Ad Hoc Data Analysis From The Unix Command Line/Counting Part 1 - grep and wc

From Wikibooks, open books for an open world
Jump to: navigation, search
"90% of data analysis is counting" - John Rauser

...well, at least once you've figured out the right question to ask, which is, perhaps, the other 90%.

Example - Counting the size of a population[edit]

The simplest command for counting things is wc, which stands for word count.
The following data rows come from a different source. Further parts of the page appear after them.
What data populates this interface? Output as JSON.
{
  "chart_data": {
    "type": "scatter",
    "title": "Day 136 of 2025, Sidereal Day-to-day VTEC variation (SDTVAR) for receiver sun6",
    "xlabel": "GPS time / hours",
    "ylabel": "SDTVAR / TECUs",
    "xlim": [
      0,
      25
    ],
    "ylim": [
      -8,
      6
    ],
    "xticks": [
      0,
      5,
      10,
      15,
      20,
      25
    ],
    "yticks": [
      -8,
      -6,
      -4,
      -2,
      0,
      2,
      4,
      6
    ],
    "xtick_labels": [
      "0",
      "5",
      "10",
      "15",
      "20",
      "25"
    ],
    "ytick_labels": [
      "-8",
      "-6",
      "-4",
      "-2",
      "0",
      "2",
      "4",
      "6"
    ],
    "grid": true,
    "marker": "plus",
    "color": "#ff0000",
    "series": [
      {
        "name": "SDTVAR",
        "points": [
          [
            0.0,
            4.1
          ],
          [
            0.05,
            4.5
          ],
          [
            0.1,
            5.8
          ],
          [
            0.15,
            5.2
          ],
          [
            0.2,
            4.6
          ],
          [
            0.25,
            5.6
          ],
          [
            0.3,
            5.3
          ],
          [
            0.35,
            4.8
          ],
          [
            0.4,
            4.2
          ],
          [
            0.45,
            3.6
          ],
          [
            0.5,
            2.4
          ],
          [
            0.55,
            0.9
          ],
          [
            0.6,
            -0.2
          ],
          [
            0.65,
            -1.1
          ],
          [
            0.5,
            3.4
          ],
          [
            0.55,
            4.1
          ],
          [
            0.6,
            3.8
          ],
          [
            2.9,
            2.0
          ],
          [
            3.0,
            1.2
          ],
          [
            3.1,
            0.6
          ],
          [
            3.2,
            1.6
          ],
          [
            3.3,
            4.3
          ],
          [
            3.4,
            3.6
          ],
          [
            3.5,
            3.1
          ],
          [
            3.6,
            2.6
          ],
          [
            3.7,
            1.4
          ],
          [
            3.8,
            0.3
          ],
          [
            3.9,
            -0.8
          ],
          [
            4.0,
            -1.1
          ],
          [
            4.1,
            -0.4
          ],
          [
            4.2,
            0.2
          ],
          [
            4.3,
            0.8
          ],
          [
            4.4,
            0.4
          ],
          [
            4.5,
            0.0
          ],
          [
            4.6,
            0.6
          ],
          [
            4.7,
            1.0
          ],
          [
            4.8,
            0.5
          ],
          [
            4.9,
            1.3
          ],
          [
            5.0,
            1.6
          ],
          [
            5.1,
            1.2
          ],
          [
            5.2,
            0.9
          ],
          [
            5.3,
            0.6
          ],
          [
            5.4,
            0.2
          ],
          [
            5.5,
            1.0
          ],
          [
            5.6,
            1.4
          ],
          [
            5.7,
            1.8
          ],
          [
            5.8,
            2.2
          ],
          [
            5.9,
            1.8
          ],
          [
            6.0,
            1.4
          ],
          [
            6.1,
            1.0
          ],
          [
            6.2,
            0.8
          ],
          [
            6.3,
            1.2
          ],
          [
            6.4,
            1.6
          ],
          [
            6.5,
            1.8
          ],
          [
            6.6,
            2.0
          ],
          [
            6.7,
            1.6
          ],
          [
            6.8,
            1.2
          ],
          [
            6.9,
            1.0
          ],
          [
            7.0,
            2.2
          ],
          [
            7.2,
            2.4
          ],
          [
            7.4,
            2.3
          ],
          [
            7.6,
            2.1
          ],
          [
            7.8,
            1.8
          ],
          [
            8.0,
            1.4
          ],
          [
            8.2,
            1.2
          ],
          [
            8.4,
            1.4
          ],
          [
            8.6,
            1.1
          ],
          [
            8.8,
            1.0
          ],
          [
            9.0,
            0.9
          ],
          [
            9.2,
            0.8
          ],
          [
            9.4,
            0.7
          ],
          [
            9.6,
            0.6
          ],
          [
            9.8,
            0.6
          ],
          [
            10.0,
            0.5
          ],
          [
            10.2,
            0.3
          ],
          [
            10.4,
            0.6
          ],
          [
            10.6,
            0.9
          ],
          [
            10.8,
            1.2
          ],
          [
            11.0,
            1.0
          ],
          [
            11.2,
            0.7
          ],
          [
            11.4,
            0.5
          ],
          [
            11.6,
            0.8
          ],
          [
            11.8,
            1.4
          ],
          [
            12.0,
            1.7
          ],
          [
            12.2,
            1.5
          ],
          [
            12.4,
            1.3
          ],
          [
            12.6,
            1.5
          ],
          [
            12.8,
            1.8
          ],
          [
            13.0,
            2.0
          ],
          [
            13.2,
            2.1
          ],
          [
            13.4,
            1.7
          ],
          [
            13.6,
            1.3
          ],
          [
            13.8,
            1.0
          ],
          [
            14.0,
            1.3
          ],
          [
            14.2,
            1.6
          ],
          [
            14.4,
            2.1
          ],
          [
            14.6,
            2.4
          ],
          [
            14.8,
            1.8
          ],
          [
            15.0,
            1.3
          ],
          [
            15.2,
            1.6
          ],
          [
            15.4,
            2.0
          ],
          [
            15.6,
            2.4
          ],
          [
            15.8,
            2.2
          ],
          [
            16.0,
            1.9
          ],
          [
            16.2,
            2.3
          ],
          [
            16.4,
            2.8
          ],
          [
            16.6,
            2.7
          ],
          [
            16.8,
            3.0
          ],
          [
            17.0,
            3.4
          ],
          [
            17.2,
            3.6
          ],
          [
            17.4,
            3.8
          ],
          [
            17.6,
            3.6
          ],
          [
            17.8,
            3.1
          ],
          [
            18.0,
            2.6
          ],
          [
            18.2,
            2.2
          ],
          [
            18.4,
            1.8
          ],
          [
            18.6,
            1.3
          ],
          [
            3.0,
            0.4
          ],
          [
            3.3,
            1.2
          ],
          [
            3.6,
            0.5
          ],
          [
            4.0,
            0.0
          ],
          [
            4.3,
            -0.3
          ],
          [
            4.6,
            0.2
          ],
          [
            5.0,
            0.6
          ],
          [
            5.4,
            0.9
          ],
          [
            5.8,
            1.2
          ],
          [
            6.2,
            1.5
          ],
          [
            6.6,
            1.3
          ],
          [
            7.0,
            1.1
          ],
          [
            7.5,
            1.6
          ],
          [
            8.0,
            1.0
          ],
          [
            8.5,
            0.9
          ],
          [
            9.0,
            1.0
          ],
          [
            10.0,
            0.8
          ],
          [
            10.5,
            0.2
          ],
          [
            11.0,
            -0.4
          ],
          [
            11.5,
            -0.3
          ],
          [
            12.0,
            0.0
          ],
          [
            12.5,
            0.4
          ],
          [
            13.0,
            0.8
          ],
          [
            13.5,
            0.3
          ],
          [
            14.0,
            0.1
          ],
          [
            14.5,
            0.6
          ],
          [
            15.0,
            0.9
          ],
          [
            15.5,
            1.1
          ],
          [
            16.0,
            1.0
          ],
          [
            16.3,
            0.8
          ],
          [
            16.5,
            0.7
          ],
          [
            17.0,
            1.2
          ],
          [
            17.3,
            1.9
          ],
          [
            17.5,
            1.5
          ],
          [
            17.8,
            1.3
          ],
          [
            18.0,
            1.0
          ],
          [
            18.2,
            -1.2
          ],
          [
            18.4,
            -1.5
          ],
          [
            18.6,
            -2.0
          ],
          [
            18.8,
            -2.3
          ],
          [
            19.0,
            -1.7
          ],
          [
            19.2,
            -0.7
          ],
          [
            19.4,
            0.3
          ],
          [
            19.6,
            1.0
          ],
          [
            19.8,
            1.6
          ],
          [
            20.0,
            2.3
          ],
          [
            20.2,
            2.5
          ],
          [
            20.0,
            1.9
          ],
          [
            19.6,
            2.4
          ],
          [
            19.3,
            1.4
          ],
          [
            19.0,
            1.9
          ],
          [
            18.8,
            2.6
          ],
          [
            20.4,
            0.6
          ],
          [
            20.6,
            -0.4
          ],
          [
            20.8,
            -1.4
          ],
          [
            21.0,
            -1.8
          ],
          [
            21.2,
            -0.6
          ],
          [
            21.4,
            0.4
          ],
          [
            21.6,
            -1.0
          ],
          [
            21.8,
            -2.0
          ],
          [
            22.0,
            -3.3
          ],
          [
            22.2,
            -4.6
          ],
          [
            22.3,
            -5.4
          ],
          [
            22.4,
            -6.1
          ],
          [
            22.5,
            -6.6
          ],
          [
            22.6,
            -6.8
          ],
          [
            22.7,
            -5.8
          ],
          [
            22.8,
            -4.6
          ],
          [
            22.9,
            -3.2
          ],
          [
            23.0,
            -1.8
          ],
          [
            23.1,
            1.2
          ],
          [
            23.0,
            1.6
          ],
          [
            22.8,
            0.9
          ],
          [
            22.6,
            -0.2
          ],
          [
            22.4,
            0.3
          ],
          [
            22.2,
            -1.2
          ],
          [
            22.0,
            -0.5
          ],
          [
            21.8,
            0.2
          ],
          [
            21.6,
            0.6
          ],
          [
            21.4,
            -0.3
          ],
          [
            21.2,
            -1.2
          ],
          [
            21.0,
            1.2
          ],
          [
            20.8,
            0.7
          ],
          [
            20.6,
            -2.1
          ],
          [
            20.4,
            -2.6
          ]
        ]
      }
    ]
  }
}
By default, wc prints the number of lines, words, and characters in a file.

$ wc pums_53.dat
85025 1219861 25659175 pums_53.dat

Nearly always we just want to count the number of lines (records), which can be done by giving the -l option to wc.

$ wc -l pums_53.dat
85025 pums_53.dat

Example - Using grep to select a subset[edit]

So, recalling that this is a 1% sample, there were 8.5 million people in Washington as of the 2000 census? Nope, the census data has two kinds of records, one for households and one for persons. The first character of a record, an H or P, indicates which kind of record it is. We can grep for and count just person records like this:

$ grep -c "^P" pums_53.dat
59150

The caret '^' means that the 'P' must occur at the beginning of the line. So there were about 5.9 million people in Washington State in 2000. Also interesting, the average household had 59,150/(85,025-59,150) = 2.3 people.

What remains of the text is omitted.